Frazzled by all the plastic packaging on your produce?
CBC
Our planet is changing. So is our journalism. This weekly newsletter is part of a CBC News initiative entitled "Our Changing Planet" to show and explain the effects of climate change. Keep up with the latest news on our Climate and Environment page.
Sign up here to get this newsletter in your inbox every Thursday.
This week:
For years, Susie Murphy has been looking for an alternative to plastic packaging for the organic greens she grows and sells.
The Antigonish, N.S.-based co-owner of Big Barn Little Farm has made an effort to reduce the amount of plastic the business uses in its farming operations. Yet, one aspect continues to elude her: how to sell her greens without single-use plastics.

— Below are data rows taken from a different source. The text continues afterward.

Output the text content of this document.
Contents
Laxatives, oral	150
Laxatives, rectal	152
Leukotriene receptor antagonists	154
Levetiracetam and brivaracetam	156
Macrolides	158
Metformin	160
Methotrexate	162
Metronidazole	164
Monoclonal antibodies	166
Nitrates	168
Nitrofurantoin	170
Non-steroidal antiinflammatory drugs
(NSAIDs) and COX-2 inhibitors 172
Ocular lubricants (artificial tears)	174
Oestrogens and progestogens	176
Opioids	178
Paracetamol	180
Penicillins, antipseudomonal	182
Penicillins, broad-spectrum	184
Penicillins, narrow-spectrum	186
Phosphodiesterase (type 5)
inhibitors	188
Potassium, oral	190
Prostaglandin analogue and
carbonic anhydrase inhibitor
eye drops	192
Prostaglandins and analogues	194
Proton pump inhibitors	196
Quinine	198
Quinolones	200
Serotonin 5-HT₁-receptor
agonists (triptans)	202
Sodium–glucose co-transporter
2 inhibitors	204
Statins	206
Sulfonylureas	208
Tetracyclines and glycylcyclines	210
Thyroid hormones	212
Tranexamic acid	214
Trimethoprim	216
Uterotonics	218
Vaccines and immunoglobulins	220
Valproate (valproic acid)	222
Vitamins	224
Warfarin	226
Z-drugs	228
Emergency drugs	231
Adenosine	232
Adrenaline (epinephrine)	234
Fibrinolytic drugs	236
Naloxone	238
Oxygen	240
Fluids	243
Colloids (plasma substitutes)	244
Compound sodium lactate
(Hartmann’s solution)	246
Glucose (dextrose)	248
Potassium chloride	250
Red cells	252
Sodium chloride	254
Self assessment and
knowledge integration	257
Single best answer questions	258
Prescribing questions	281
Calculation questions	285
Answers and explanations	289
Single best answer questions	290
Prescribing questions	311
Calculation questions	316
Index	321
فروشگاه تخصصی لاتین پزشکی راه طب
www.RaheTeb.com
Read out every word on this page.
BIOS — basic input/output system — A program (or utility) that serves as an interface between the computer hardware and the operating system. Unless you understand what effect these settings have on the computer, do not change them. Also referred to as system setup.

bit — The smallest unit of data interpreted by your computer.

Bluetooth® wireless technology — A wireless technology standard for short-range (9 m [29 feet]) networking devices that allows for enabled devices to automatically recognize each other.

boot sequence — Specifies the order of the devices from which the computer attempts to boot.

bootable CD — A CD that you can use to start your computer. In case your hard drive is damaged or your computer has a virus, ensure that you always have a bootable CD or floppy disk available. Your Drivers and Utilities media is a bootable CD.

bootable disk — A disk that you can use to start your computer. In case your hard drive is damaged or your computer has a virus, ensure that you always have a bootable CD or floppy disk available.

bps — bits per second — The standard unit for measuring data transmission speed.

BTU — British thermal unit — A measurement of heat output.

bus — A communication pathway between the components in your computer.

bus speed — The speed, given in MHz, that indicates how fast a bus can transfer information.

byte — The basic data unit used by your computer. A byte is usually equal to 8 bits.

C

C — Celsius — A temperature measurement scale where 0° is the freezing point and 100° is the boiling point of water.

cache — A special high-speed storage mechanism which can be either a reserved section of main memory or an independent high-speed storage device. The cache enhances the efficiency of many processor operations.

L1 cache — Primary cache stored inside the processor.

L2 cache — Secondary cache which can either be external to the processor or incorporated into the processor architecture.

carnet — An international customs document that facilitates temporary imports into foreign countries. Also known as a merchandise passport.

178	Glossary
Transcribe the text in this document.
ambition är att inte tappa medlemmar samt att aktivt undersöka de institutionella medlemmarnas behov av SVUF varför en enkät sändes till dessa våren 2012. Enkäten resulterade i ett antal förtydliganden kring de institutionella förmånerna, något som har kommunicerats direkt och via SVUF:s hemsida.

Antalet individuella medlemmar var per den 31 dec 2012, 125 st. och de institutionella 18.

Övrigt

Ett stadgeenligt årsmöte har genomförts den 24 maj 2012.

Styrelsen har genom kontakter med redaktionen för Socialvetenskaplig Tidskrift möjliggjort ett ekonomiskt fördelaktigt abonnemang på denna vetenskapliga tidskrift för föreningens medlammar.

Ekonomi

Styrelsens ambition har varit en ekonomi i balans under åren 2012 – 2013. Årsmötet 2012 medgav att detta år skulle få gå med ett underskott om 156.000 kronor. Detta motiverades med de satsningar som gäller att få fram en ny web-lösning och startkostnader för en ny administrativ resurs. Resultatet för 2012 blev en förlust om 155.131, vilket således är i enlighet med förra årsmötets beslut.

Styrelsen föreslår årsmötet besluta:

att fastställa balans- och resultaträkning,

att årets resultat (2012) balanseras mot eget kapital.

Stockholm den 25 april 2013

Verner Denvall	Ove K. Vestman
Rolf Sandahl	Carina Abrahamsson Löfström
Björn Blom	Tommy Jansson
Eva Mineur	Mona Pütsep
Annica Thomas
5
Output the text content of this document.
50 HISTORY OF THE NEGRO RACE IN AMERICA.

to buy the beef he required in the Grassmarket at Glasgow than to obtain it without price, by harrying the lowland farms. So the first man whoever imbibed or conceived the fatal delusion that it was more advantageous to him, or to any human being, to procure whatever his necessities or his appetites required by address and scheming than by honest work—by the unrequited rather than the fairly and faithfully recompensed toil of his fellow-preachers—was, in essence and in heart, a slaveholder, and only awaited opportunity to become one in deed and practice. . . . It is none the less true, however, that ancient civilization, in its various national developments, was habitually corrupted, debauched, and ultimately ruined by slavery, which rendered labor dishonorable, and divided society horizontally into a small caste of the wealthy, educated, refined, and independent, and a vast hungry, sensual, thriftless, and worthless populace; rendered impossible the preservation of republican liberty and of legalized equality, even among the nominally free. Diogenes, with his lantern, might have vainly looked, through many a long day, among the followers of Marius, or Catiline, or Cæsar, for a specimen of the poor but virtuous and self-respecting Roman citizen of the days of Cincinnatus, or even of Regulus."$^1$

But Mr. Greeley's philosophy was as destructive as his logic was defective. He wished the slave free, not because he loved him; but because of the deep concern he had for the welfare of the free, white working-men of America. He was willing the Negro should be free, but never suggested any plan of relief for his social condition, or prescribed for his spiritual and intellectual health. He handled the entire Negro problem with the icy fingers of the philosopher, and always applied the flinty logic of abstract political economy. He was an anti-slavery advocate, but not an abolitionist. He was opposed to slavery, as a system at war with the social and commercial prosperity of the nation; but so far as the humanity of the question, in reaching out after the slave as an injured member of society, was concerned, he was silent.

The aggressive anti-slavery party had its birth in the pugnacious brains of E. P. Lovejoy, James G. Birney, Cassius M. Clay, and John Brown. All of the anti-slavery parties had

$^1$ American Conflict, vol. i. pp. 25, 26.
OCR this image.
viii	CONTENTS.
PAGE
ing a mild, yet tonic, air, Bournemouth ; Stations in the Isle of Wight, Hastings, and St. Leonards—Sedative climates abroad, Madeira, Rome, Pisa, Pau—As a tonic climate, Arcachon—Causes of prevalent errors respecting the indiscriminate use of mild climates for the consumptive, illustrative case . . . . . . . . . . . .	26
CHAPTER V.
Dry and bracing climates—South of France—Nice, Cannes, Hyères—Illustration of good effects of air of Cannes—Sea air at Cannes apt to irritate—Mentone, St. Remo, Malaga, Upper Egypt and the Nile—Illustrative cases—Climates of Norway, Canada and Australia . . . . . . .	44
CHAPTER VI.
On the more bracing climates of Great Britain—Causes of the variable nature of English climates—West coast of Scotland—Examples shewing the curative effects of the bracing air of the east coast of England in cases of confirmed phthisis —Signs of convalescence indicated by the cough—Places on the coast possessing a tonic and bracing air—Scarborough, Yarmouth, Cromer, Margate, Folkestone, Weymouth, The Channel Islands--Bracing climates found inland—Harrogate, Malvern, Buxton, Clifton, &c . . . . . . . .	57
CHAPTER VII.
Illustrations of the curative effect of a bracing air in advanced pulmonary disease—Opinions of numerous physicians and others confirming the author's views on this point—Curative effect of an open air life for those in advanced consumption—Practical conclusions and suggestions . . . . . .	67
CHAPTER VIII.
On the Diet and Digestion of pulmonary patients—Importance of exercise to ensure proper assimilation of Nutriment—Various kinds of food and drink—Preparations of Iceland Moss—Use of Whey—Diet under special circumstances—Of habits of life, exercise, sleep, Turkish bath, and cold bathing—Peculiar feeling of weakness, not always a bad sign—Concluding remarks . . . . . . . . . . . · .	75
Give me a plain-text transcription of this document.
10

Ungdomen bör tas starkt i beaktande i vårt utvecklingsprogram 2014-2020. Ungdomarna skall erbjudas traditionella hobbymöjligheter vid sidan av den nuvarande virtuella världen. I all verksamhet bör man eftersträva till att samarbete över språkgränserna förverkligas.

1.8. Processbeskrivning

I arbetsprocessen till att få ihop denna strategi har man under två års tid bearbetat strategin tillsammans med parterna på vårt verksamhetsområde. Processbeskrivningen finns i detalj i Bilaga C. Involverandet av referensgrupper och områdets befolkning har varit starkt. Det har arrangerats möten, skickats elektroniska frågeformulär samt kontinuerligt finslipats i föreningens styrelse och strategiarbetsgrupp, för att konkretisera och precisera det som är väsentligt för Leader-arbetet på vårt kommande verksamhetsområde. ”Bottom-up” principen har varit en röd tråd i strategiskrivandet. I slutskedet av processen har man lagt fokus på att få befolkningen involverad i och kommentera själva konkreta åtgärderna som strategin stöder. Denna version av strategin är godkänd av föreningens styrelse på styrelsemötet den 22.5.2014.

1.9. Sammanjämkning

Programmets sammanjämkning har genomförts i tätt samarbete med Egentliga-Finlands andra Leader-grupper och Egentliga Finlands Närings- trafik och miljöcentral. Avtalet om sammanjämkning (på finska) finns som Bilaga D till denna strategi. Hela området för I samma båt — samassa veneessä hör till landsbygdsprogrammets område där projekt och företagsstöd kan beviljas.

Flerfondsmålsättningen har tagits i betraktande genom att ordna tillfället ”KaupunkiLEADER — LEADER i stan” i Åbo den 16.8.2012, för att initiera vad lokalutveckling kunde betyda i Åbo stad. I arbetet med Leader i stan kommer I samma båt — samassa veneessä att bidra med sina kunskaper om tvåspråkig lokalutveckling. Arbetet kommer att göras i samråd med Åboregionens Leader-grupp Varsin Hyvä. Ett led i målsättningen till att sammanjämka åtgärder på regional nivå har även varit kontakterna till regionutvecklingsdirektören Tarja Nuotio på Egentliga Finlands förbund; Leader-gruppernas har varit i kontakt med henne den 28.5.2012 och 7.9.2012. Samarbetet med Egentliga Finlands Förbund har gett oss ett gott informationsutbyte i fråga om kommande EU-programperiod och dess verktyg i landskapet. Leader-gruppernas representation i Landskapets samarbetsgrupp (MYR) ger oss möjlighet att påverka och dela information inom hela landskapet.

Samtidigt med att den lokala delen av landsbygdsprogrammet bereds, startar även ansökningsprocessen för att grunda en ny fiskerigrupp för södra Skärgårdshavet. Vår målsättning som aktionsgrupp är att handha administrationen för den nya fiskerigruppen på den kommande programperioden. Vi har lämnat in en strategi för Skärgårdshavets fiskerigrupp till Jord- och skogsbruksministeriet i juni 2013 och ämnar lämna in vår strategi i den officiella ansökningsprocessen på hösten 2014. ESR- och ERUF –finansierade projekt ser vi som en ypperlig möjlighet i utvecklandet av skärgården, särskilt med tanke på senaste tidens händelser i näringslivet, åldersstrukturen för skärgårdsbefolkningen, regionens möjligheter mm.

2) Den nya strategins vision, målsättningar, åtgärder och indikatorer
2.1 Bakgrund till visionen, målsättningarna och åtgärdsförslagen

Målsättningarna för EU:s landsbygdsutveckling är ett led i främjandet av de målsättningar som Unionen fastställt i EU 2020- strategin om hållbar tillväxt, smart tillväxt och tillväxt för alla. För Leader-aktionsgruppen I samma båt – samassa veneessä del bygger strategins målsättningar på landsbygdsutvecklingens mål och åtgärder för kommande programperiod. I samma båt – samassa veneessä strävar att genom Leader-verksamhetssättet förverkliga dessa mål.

Murphy tried selling greens in bulk, encouraging customers to bring their own containers, but it didn't catch on. She hasn't found a plastic alternative at an affordable price that will biodegrade in the composting facilities in the area where she lives.
"All we've come up with is a plastic bag — and everyone's trying to get rid of single-use plastics in every other aspect of our lives," she said.
For Myra Hird, a professor in the school of environmental studies at Queen's University in Kingston, Ont., Murphy's dilemma is "a very general and common problem."
Hird, who studies waste in Canada and globally, says individuals should "direct their energy away from feeling guilty about the amount of waste they're producing or the amount of packaging that they're buying," because it is largely out of the control of consumers.
By the time a plastic-wrapped produce item is unpacked at the local grocery store, it has just a fraction of the packaging that would have been needed to ship it there in the first place.
Rather than focusing on recycling some types of plastic, Hird says reducing is more crucial because "plastics are derived from fossil fuels." When plastic is recycled, the process still "requires more oil and or gas, so even when we're recycling plastics, we are using oil and gas," she said.
In the EU, a law called the Packaging Waste Directive would require countries to look to companies making products — instead of the people buying them — to reduce plastic packaging.
In Germany, for example, the VerpackG law holds companies selling products "legally responsible for the packaging," said Hird. "This in turn gives companies incentives to move much more quickly and effectively towards … eco packaging design."
That's because if a manufacturer is responsible for figuring out how to collect, dispose of or recycle its own packaging, it would likely want to produce less of it in the first place or make packaging that is more biodegradable or compostable.